0
votes

I am trying to run a Bayesian clustering model where the number of clusters is random with binomial distribution. This is my Jags model:

model{
    for(i in 1:n){
        y[ i ,1:M] ~ dmnorm( mu[z[i] , 1:M] , I[1:M, 1:M])      
        z[i] ~ dcat(omega[1:M])
    }
    for(j in 1:M){
        mu[j,1:M] ~ dmnorm( mu_input[j,1:M] , I[1:M, 1:M] )
    }
    M ~ dbin(p, Mmax)       
    omega ~ ddirich(rep(1,Mmax))
}

to run it, we need to define the parameters anche the initial values for the variables, which is done in this R script

Mmax=10

y = matrix(0,100,Mmax)
I = diag(Mmax)
y[1:50,] = mvrnorm(50, rep(0,Mmax), I)
y[51:100,] = mvrnorm(50, rep(5,Mmax), I)

plot(y[,1:2])

z = 1*((1:100)>50) + 1

n = dim(y)[1]

M=2
mu=matrix(rnorm(Mmax^2),nrow=Mmax)
mu_input=matrix(2.5,Mmax,Mmax) ### prior mean
p=0.5

omega=rep(1,Mmax)/Mmax

data = list(y = y, I = I, n = n, mu_input=mu_input, Mmax = Mmax, p = p)

inits = function() {list(mu=mu,
                         M=M,
                         omega = omega) }

require(rjags)
modelRegress=jags.model("cluster_variabile.txt",data=data,inits=inits,n.adapt=1000,n.chains=1)

however, running the last command, one gets

Error in jags.model("cluster_variabile.txt", data = data, inits = inits,
:   RUNTIME ERROR: Compilation error on line 6. 
Unknown variable M Either supply values 
for this variable with the data or define it  on the left hand side of a relation.
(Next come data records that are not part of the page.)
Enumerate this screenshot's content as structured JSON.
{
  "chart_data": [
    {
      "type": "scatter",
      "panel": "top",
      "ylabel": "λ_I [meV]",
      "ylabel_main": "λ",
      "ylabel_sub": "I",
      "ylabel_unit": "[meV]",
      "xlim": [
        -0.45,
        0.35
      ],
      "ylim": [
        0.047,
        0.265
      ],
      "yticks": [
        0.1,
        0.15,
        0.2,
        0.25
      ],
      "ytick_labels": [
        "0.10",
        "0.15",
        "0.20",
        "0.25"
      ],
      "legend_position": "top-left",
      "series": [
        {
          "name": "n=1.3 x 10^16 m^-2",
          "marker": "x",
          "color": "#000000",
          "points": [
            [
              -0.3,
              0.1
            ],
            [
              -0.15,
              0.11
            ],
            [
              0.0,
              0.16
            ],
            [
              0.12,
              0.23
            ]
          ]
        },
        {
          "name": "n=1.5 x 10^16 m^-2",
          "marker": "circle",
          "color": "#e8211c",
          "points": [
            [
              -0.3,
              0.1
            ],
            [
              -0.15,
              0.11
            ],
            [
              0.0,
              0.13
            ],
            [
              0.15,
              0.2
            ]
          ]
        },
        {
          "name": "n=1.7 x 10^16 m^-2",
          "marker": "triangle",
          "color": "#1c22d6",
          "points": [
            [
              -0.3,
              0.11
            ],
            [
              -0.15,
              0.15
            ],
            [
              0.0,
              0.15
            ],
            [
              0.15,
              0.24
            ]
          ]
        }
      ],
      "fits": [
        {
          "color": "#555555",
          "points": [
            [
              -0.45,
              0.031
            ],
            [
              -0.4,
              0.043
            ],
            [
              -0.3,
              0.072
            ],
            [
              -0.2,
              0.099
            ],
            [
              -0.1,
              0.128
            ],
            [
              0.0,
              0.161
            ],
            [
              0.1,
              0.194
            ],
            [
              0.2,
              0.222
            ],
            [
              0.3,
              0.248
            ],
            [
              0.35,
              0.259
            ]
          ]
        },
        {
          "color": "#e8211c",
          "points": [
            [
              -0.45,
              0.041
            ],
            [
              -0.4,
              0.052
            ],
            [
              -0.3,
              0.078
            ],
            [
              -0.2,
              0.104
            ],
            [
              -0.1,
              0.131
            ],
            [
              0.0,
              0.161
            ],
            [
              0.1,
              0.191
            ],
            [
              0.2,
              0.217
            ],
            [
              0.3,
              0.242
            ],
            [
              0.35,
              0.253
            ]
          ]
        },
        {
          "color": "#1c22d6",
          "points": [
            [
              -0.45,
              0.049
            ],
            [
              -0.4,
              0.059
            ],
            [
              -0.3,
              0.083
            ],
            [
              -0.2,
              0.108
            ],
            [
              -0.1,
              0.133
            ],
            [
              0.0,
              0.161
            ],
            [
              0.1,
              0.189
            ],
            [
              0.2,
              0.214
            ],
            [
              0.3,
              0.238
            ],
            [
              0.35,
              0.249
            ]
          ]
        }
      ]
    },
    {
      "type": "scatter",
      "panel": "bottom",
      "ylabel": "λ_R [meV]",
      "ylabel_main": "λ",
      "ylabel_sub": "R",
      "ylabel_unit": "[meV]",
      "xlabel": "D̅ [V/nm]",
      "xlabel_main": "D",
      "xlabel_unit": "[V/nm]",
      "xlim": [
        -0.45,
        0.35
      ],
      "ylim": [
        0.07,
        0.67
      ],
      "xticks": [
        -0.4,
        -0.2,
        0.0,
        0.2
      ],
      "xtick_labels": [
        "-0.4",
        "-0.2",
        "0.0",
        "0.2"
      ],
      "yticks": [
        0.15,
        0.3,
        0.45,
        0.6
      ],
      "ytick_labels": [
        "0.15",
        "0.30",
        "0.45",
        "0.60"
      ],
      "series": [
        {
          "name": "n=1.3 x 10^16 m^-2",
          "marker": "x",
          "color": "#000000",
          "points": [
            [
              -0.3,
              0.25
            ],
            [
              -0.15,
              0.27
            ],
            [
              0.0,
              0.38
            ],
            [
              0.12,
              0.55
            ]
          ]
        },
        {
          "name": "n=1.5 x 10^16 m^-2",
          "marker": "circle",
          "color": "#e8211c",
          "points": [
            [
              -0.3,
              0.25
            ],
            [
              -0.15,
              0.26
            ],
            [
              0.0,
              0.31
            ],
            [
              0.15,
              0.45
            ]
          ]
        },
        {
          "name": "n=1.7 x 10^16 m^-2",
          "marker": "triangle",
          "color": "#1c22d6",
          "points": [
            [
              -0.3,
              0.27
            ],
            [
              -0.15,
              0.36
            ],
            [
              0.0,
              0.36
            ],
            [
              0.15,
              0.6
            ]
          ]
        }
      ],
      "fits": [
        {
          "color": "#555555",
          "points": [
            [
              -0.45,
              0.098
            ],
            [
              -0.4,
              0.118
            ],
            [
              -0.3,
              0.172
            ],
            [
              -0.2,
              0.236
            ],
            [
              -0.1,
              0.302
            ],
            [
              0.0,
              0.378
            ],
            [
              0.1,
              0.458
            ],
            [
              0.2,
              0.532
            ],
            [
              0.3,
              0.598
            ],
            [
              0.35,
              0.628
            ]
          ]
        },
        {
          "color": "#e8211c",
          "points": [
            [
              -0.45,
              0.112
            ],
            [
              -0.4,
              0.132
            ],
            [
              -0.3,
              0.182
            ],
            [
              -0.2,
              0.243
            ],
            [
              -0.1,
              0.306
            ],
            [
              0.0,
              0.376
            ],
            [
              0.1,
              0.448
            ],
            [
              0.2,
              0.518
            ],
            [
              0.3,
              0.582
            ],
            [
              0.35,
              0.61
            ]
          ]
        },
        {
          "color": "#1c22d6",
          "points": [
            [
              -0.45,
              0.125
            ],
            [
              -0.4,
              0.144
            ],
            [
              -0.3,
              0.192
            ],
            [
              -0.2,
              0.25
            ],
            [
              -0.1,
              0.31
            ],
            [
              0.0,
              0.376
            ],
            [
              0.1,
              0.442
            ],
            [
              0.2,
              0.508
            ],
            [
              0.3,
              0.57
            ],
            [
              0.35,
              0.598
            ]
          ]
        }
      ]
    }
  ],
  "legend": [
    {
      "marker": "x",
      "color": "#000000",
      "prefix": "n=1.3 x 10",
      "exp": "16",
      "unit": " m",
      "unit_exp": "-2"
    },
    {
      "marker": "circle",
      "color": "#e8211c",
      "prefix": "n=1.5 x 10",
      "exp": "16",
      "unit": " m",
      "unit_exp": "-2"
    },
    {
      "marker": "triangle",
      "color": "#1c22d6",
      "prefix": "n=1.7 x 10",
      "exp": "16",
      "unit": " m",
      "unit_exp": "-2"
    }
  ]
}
which for me makes no sense, since the error is at line 6 even if M already appears at line 4 of the model! What is the actual problem in running this script?

2

2 Answers

1
votes

So JAGS is not like R or other programming procedural languages in that it doesn't actually run line by line, it is a declarative language meaning the order of commands doesn't actually matter at least in terms of how the errors pop up. So just because it didn't throw an error on line 4 doesn't mean something isn't also wrong there. Im not positive, but I believe the error is occuring because JAGS tries to build the array first before inputting values, so M is not actually defined at this stage, but nothing you can do about that on your end.

With that aside, there should be a fairly easy work around for this, it is just less efficient. Instead of looping from 1:M make the loop iterate from 1:MMax that way the dimensions don't actually change, it is always an MMax x MMax. Then line 7 just assigns 1:M of those positions to a value. The downside of this is that it will require you to do some processing after the model is fit. So on each iteration, you will need to pull the sampled M and filter the matrix mu to be M x M, but that shouldn't be too tough. Let me know if you need more help.

1
votes

So, I think the main problem is that you can't change the dimensionality of the stochastic node you're updating. This seems like a problem for reversible jump MCMC, though I don't think you can do this in JAGS.